To add a custom model, create a file inside the models/ directory and name it models/my_vision_network.py.

For a working implementation of how to add a custom model, see the GitHub repo. You can set the custom_model field in the experiment .yaml file to my_vision_network to use that model.

Make sure that the model is registered. If you get an error that your model isn’t registered, go to train-sagmaker.py or train-sagmaker-distributed.py and edit def register_algorithms_and_preprocessors(self) by adding the following code:

ModelCatalog.register_custom_model("impala_cnn_tf", ImpalaCNN)

Distributed training with multiple instances

SageMaker supports distributed reinforcement learning in a single SageMaker ML instance with just a few lines of configuration by using the Ray RLlib library.

In homogeneous scaling, you use multiple instances with the same type (typically CPU instances) for a single SageMaker job. A single CPU core is reserved for the driver, and you can use the remaining as rollout workers, which generate experiences through environmental simulations. The number of available CPU cores increases with multiple instances. Homogeneous scaling is beneficial when experience collection is the bottleneck of the training workflow; for example, when your environment is computationally heavy.

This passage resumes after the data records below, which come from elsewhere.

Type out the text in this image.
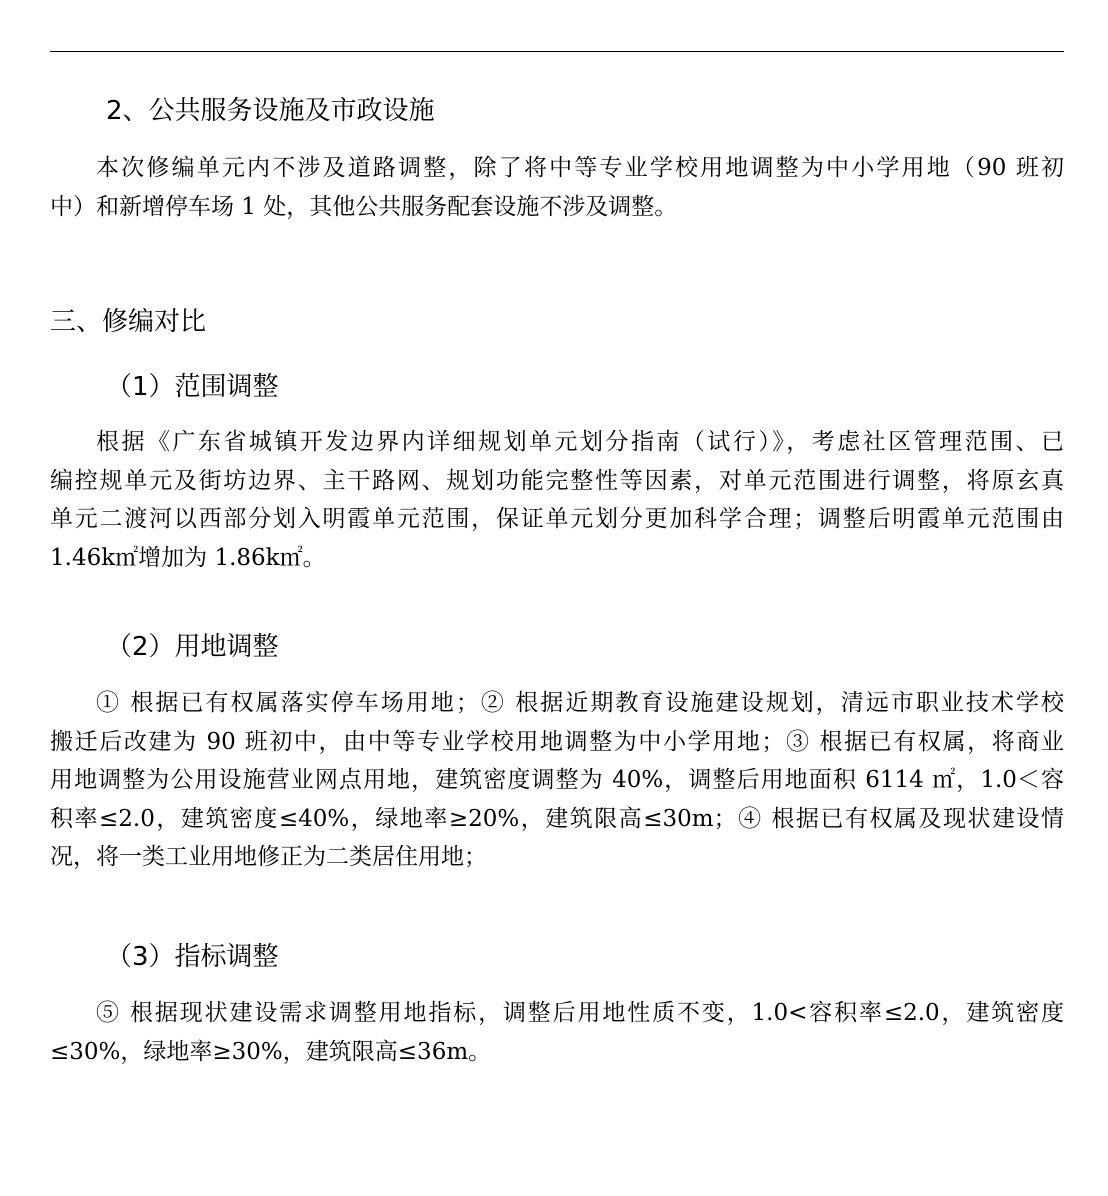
2、公共服务设施及市政设施
本次修编单元内不涉及道路调整，除了将中等专业学校用地调整为中小学用地（90 班初
中）和新增停车场 1 处，其他公共服务配套设施不涉及调整。
三、修编对比
（1）范围调整
根据《广东省城镇开发边界内详细规划单元划分指南（试行）》，考虑社区管理范围、已
编控规单元及街坊边界、主干路网、规划功能完整性等因素，对单元范围进行调整，将原玄真
单元二渡河以西部分划入明霞单元范围，保证单元划分更加科学合理；调整后明霞单元范围由
1.46k㎡增加为 1.86k㎡。
（2）用地调整
① 根据已有权属落实停车场用地；② 根据近期教育设施建设规划，清远市职业技术学校
搬迁后改建为 90 班初中，由中等专业学校用地调整为中小学用地；③ 根据已有权属，将商业
用地调整为公用设施营业网点用地，建筑密度调整为 40%，调整后用地面积 6114 ㎡，1.0＜容
积率≤2.0，建筑密度≤40%，绿地率≥20%，建筑限高≤30m；④ 根据已有权属及现状建设情
况，将一类工业用地修正为二类居住用地；
（3）指标调整
⑤ 根据现状建设需求调整用地指标，调整后用地性质不变，1.0<容积率≤2.0，建筑密度
≤30%，绿地率≥30%，建筑限高≤36m。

With more rollout workers, neural network updates can often become the bottleneck. In this case, you could use heterogeneous scaling, in which you use different instance types together. A typical choice is to use GPU instances to perform network optimization and CPU instances to collect experiences for faster training at optimized costs. SageMaker allows you to achieve this by spinning up two jobs within the same Amazon VPC, and the communications between the instances are taken care of automatically.

To run distributed training with multiple instances, use 2_train-homo-distributed-cpu.ipynb / 3_train-homo-distributed-gpu.ipynb and train-hetero-distributed.ipynb for homogenous and heterogenous scaling, respectively. The configurable parameters for distributed training are stored in source/train-sagemaker-distributed.py. You don’t have to configure ray_num_cpus or ray_num_gpus.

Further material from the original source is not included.